VESO Vikan AkvaVet, Namsos, Norway
Several research laboratories dealing with aquatic animals are forced to use mains (tap) water as a source of experimental water. This water, which must normally be de-chlorinated before use, introduces further noise to the test system, leading to less reliable results. Pumping of such water to the experimental aquaria, as is often necessary, can also result in problems related to supersaturation of dissolved nitrogen.
Consequently, we find that aquatic test systems, especially those utilising fish, often display high levels of background mortality among the test animals. The problem presently exists however, that high background mortalities are generally more readily accepted in experiments involving fish, than in those involving terrestrial animals. This is probably due to the fact that concerns for animal welfare in terrestrial animals assumes a higher profile than aquatic animals, with the exception of whales.
The health status of many fish acquired for experimental work is often dubious. These animals are frequently found to carry bacterial, viral and/or fungal diseases and as such should be regarded as unsuitable for use as research animals. Access to defined strains of aquatic test animals is almost universally low. Iso-genic strains have been produced in some species, but such fish are not normally declared as specific pathogen free (SPF) animals. Due to both regulatory and economic problems related to the transportation of large numbers of fish between countries, no international trade in laboratory strains of SPF salmon or trout has so far been established.

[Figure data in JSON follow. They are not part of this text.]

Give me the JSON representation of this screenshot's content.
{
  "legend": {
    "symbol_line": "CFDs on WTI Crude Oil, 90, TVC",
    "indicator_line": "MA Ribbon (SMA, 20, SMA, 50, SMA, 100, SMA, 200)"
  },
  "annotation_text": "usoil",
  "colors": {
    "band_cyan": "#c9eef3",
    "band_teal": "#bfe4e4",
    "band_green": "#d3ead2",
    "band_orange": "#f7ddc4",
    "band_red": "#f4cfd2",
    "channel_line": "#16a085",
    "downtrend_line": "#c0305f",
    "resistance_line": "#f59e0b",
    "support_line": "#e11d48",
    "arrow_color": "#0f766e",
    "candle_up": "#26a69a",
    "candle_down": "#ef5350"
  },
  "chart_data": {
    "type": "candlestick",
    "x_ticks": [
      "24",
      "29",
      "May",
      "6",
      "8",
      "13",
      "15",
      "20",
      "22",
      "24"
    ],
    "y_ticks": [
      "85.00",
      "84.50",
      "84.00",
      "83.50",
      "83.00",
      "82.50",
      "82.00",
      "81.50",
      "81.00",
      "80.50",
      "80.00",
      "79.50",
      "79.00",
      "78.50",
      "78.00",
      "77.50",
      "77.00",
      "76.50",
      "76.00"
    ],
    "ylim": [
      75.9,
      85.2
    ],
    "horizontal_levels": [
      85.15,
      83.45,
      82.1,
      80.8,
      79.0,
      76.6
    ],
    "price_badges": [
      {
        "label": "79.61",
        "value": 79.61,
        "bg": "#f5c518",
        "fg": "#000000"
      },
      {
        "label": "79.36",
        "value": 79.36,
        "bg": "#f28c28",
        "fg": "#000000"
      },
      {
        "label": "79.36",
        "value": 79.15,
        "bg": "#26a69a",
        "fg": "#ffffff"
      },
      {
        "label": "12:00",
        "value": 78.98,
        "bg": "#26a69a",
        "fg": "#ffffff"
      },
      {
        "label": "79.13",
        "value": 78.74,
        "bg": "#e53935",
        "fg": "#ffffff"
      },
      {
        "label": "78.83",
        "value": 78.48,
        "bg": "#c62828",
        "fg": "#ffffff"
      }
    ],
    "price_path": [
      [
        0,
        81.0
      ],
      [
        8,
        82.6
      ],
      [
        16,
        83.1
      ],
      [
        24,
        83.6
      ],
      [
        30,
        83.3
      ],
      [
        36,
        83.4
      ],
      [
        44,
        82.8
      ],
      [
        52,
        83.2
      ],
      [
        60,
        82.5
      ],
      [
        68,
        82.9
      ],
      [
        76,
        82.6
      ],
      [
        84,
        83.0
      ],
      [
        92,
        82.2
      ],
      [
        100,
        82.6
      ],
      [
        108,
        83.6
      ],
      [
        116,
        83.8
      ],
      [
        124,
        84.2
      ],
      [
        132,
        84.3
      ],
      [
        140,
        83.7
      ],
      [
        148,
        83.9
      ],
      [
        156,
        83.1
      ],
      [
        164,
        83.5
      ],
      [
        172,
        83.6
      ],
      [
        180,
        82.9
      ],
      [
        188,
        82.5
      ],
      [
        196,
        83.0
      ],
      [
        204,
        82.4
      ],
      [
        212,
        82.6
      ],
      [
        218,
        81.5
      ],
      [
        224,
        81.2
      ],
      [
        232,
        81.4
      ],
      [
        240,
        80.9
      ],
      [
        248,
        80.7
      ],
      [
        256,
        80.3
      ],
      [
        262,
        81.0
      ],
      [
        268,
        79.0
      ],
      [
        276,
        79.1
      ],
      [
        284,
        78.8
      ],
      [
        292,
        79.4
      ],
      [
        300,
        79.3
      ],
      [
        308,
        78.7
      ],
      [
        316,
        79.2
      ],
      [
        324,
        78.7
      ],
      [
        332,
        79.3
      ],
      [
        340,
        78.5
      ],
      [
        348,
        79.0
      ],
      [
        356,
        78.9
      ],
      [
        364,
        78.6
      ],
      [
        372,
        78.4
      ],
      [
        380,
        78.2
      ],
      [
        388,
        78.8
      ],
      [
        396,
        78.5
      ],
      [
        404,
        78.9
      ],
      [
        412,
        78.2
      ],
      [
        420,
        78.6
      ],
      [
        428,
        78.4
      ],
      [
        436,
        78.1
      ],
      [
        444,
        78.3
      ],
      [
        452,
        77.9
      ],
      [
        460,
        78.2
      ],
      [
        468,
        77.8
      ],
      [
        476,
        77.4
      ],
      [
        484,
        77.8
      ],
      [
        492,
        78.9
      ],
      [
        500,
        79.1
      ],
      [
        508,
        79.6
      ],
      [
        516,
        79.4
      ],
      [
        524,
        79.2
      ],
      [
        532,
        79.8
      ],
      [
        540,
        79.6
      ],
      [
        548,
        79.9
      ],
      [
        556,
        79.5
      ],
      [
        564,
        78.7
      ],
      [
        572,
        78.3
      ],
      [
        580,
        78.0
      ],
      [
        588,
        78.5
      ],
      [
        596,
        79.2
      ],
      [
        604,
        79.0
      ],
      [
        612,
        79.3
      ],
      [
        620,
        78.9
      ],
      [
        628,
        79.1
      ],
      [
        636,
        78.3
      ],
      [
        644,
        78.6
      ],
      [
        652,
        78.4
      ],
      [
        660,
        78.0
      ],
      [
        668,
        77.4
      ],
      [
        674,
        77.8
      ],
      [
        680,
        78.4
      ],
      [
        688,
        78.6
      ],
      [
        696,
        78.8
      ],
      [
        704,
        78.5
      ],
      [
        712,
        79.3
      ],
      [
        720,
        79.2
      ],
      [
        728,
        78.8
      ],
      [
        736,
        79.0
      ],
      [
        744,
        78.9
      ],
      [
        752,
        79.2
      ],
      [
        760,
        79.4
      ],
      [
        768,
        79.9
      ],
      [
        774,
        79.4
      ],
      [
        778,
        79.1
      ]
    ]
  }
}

Another extremely important issue related to fish as test animals is the genetic profile of the fish used. The genetic profile of experimental fish is perhaps the least obvious and most elusive variable among the numerous factors that may influence the outcome of an experiment. Failure to describe and standardise the test population will undoubtedly compromise the value of otherwise diligent work.
Several attempts are being made to replace in vivo test systems in aquatic animals with in vitro tests. This is of course the aim for all scientists presently using live animals in their research. However, with respect to aquatic in vivo test systems, we have a long way to go before we may claim that our systems are valid. Unless such validation is achieved, validation of future in vitro tests will be impossible.